Summary: Nov. 18, 2016 discussion

Megan Greischar led a discussion on some of the literature concerning implicit bias. Here is her summary:

I discussed different ways implicit bias is tested for in published literature. Williams & Ceci 2011 PNAS find no consistent pattern when comparing the percentage of PhDs held by females and the percentage of female hires for tenure track positions and infer that there is no systematic bias, and we discussed when these percentages could be misleading (e.g., when departments are growing at different rates). Thomas et al. 2015 PLoS ONE instead model demographic changes in faculty numbers (rather than percentages) and concluding that both the hiring and retention processes must be equitable to achieve parity.

Moss-Racusin et al. 2012 PNAS sent identical CVs for a lab manager positions and found that both male and female faculty ranked male applicants as more competent, hireable, and deserving of mentorship than female candidates. Faculty believed they were ranking real candidates who wished to obtain feedback on their applications. Using a different approach, van Dijk et al. 2014 Current Biology examined the probability of becoming a principal investigator, finding that being male significantly increased the odds of becoming a PI given the same publication record.

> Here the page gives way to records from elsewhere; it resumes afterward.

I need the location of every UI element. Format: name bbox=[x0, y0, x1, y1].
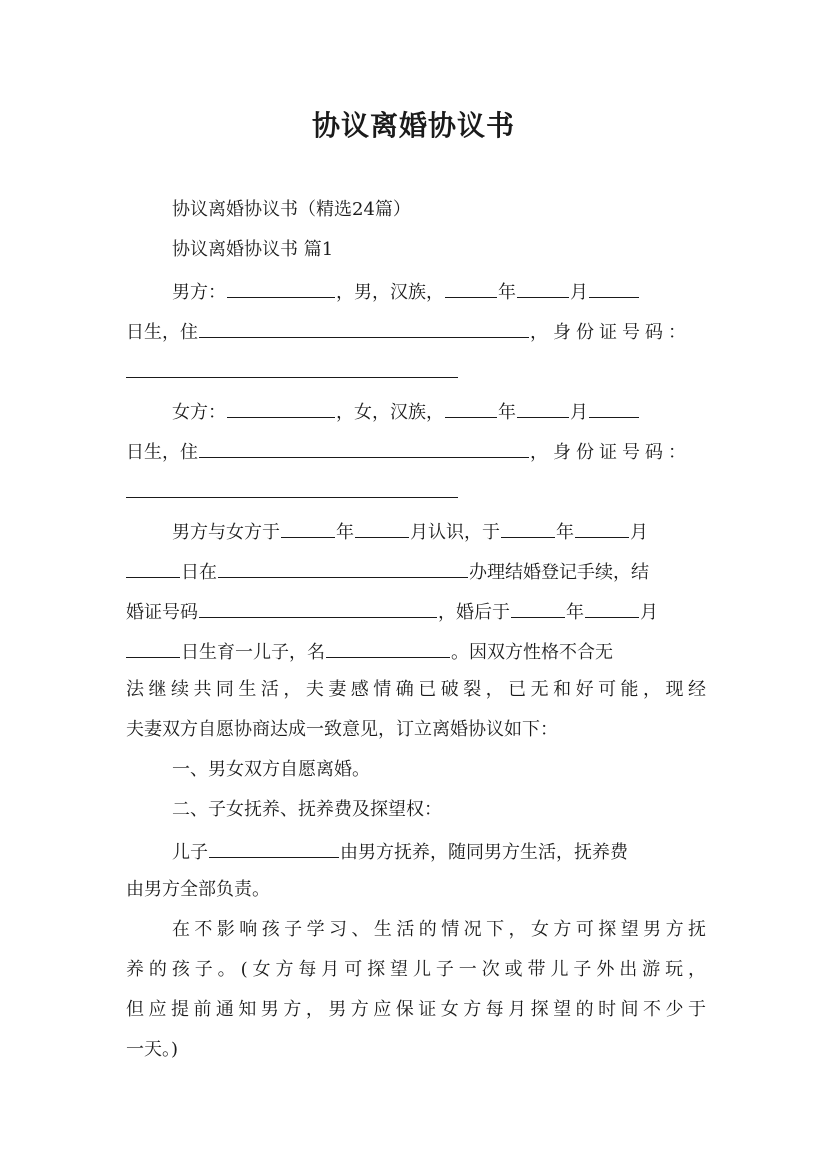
text: 日生育一儿子，名 bbox=[181, 642, 325, 663]
female-address-blank bbox=[199, 438, 529, 458]
female-birth-year-blank bbox=[445, 398, 497, 418]
section-heading: 协议离婚协议书 篇1 bbox=[172, 239, 334, 260]
marriage-line-2 bbox=[126, 558, 706, 585]
document-subtitle: 协议离婚协议书（精选24篇） bbox=[172, 199, 411, 220]
male-id-blank bbox=[126, 358, 458, 378]
text: 月认识，于 bbox=[410, 522, 500, 543]
birth-year-blank bbox=[511, 598, 565, 618]
month-text: 月 bbox=[570, 402, 588, 423]
female-info-line-1 bbox=[126, 398, 706, 425]
certificate-number-blank bbox=[199, 598, 437, 618]
born-text: 日生，住 bbox=[126, 442, 198, 463]
text: ，婚后于 bbox=[438, 602, 510, 623]
marriage-line-6: 夫妻双方自愿协商达成一致意见，订立离婚协议如下： bbox=[126, 719, 558, 740]
text: 月 bbox=[630, 522, 648, 543]
visit-line-3: 但应提前通知男方，男方应保证女方每月探望的时间不少于 bbox=[126, 999, 706, 1020]
clause-1: 一、男女双方自愿离婚。 bbox=[172, 759, 370, 780]
id-label: ，身份证号码： bbox=[530, 322, 691, 343]
male-birth-year-blank bbox=[445, 278, 497, 298]
text: 。因双方性格不合无 bbox=[451, 642, 613, 663]
male-name-blank bbox=[227, 278, 335, 298]
birth-month-blank bbox=[585, 598, 639, 618]
female-gender-text: ，女，汉族， bbox=[336, 402, 444, 423]
text: 婚证号码 bbox=[126, 602, 198, 623]
document-title: 协议离婚协议书 bbox=[311, 109, 515, 142]
custody-line-1 bbox=[126, 838, 706, 865]
male-address-blank bbox=[199, 318, 529, 338]
clause-2-heading: 二、子女抚养、抚养费及探望权： bbox=[172, 799, 442, 820]
visit-line-4: 一天。) bbox=[126, 1039, 179, 1060]
text: 办理结婚登记手续，结 bbox=[469, 562, 649, 583]
register-year-blank bbox=[501, 518, 555, 538]
month-text: 月 bbox=[570, 282, 588, 303]
male-info-line-2 bbox=[126, 318, 706, 345]
year-text: 年 bbox=[498, 282, 516, 303]
female-birth-day-blank bbox=[589, 398, 639, 418]
year-text: 年 bbox=[498, 402, 516, 423]
meet-month-blank bbox=[355, 518, 409, 538]
marriage-line-5: 法继续共同生活，夫妻感情确已破裂，已无和好可能，现经 bbox=[126, 679, 706, 700]
female-info-line-2 bbox=[126, 438, 706, 465]
text: 日在 bbox=[181, 562, 217, 583]
birth-day-blank bbox=[126, 638, 180, 658]
male-gender-text: ，男，汉族， bbox=[336, 282, 444, 303]
male-birth-month-blank bbox=[517, 278, 569, 298]
marriage-line-3 bbox=[126, 598, 706, 625]
text: 年 bbox=[566, 602, 584, 623]
custody-line-2: 由男方全部负责。 bbox=[126, 879, 270, 900]
marriage-line-4 bbox=[126, 638, 706, 665]
male-label: 男方： bbox=[172, 282, 226, 303]
id-label: ，身份证号码： bbox=[530, 442, 691, 463]
male-info-line-1 bbox=[126, 278, 706, 305]
son-name-blank bbox=[209, 838, 339, 858]
text: 儿子 bbox=[172, 842, 208, 863]
born-text: 日生，住 bbox=[126, 322, 198, 343]
text: 年 bbox=[336, 522, 354, 543]
male-birth-day-blank bbox=[589, 278, 639, 298]
male-info-line-3 bbox=[126, 358, 706, 385]
female-label: 女方： bbox=[172, 402, 226, 423]
female-id-blank bbox=[126, 478, 458, 498]
register-day-blank bbox=[126, 558, 180, 578]
text: 月 bbox=[640, 602, 658, 623]
female-info-line-3 bbox=[126, 478, 706, 505]
marriage-line-1 bbox=[126, 518, 706, 545]
text: 由男方抚养，随同男方生活，抚养费 bbox=[340, 842, 628, 863]
visit-line-1: 在不影响孩子学习、生活的情况下，女方可探望男方抚 bbox=[172, 919, 706, 940]
female-name-blank bbox=[227, 398, 335, 418]
child-name-blank bbox=[326, 638, 450, 658]
visit-line-2: 养的孩子。(女方每月可探望儿子一次或带儿子外出游玩， bbox=[126, 959, 706, 980]
register-month-blank bbox=[575, 518, 629, 538]
text: 男方与女方于 bbox=[172, 522, 280, 543]
text: 年 bbox=[556, 522, 574, 543]
register-place-blank bbox=[218, 558, 468, 578]
meet-year-blank bbox=[281, 518, 335, 538]
female-birth-month-blank bbox=[517, 398, 569, 418]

Williams & Ceci 2015 PNAS conclude that current faculty (male and female) show a 2:1 preference for hiring female candidates for tenure track positions. Their study differs from previous work in that the faculty knew they were judging hypothetical candidates (“Drs. X, Y and Z”). They were also unambiguously strong applications, which might be expected to reduce bias of research into racial bias (Ginther et al. 2011 Science). Williams & Ceci’s study design reduces bias from gendered language (and they do not examine the effect of gendered language in this study). Haynes & Sweedler 2015 Analytical Chemistry highlight these issues in their response to the Williams & Ceci study.

The subsequent discussion focused on how to detect and address bias. We explored a range of reasons why new hires might be perceived (or perceive themselves) to be less qualified than other candidates. The problem of perceived differences in quality may be especially severe for spousal hires and individuals hired as part of explicit efforts to increase diversity, even when those hires are clearly productive and influential scientists in their own right. We discussed how to deal with those perceived differences.